前面完成了视频RTMP推流实践,本文介绍RTMP的音频推流,包括AACg711a,g711u三种场景音频推流。基于前面的视频推流实践,我们新增了推流AAC,g711a,g711u的三个接口。分别为SendAAcData(),sendg711a_audio(),sendg711u_audio(),对外提供API调用。接口类对外定义如下:
class Wrapper_RtmpLib
{
public:
Wrapper_RtmpLib(char * url);
~Wrapper_RtmpLib();
int Open();
int SendVideoData(char * data,int dataLength, unsigned int timeStamp);
int SendAAcData(char * data,int dataLength, unsigned int timeStamp);
int sendg711a_audio(unsigned char *buf,int len,unsigned int timeStamp);
int sendg711u_audio(unsigned char *buf,int len,unsigned int timeStamp);
int IsConnect();
int Close();
private:
………由于篇幅所限,这里省略
};
- AAC推流实践:
SendAAcData 接收上层传来的AAC帧数据,长度和时间戳。其中AAC帧数据包括ADTS头和RAW的AAC数据。该函数从上层接收一帧数据,将ADTS头组装一个packet 通过sendaac_headerconfig发送出去,然后再将raw的AAC数据打包通过sendaac_rawaudio发送出去。

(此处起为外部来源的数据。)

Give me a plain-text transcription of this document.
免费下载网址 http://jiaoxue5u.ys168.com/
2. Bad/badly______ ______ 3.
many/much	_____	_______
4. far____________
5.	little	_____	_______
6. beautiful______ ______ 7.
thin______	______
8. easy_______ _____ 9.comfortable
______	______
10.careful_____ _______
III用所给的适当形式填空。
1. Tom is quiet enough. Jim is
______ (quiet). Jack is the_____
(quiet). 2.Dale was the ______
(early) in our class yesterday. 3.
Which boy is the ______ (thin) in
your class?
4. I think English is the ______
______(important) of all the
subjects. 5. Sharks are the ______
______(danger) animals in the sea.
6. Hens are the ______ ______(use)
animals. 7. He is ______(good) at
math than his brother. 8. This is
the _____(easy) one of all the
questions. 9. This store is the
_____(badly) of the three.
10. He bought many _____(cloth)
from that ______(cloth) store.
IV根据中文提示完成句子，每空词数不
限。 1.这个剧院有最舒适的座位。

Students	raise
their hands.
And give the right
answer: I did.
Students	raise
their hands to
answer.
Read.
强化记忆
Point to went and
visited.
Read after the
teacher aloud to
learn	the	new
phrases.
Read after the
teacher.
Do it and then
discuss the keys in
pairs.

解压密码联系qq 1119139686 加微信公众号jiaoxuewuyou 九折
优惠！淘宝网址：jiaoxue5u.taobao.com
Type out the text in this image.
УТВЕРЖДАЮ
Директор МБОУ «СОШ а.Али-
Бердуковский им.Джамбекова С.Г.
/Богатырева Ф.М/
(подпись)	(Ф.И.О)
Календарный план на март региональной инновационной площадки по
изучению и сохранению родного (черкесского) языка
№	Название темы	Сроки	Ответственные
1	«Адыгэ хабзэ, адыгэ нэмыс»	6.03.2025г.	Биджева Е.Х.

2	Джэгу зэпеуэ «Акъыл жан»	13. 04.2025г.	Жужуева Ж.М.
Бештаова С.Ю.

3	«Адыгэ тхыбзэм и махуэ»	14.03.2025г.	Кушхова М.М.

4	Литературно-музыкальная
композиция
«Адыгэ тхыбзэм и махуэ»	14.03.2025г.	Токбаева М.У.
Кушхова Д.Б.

int Wrapper_RtmpLib::SendAAcData(char * data,int dataLength, unsigned int timeStamp)
{
int ret = -1;
uint8_t audioSpecificConfig[2] = { 0 };
AdtsKeyHeader tAdtsKeyHeader;
GetAdtsKeyConfig(data, &tAdtsKeyHeader);
GetAAcSpecificConfig(tAdtsKeyHeader.nProfile+1, tAdtsKeyHeader.nSfIndex, tAdtsKeyHeader.nChannelConfiguration, audioSpecificConfig);
printf("nProfile %d nSfIndex %d nChannelConfiguration %d \n", tAdtsKeyHeader.nProfile, tAdtsKeyHeader.nSfIndex, tAdtsKeyHeader.nChannelConfiguration);
ret = sendaac_headerconfig(audioSpecificConfig, 2, 0);
if(ret==-1)
{
printf("send key frame is failed\n");
}
else
{
printf("send key frame now len 7\n");
}
ret = sendaac_rawaudio((unsigned char *)data+7,dataLength-7,timeStamp);
if(ret==-1)
{
printf("send raw frame is failed\n");
}
else
{
printf("send raw frame now len %d \n", tAdtsKeyHeader.nAacFrameLength-7);
}
}
AAC 推流的Demo使用如下:
#include <cstdio>
#include"Wrapper_RtmpLib.hpp"
#include <unistd.h>
#include<string.h>
#include <signal.h>
#include<time.h>
#include <errno.h>
uint8_t tag0 = 0xff;
uint8_t tag1 = 0xf0;
void help(char *p)
{
printf("Use:");
printf("%s AudioFile RTMP_URL \n",p);
}
int main(int argc,char *argv[])
{
if(argc<3)
{
help(argv[0]);
return 1;
}
uint8_t FrameBuffer[4096];
signal(SIGPIPE, SIG_IGN);
Wrapper_RtmpLib test(argv[2]);
if (test.Open() < 0)
{
printf("open is failed\n");
return 0;
}
if (test.IsConnect() < 0)
{
printf("connect is failed\n");
return 0;
}
else
printf("connect is ok\n");
//uint8_t adtsheader[7];
FILE *fd = fopen(argv[1], "rb+");
if (fd == NULL)
{
printf("fopen is failed,err %d\n", errno);
return 0;
}
void *pStart = NULL;
void *pEnd = NULL;
int count = 0;
unsigned int timestamp = 0;
while (1)
{
int ret = fread(FrameBuffer, 7, 1, fd);
if (ret != 1)
{
printf("fread header is failed,err %d\n", errno);
return 0;
}
if ((FrameBuffer[0] == tag0) && (FrameBuffer[1] & 0xf0 == tag1))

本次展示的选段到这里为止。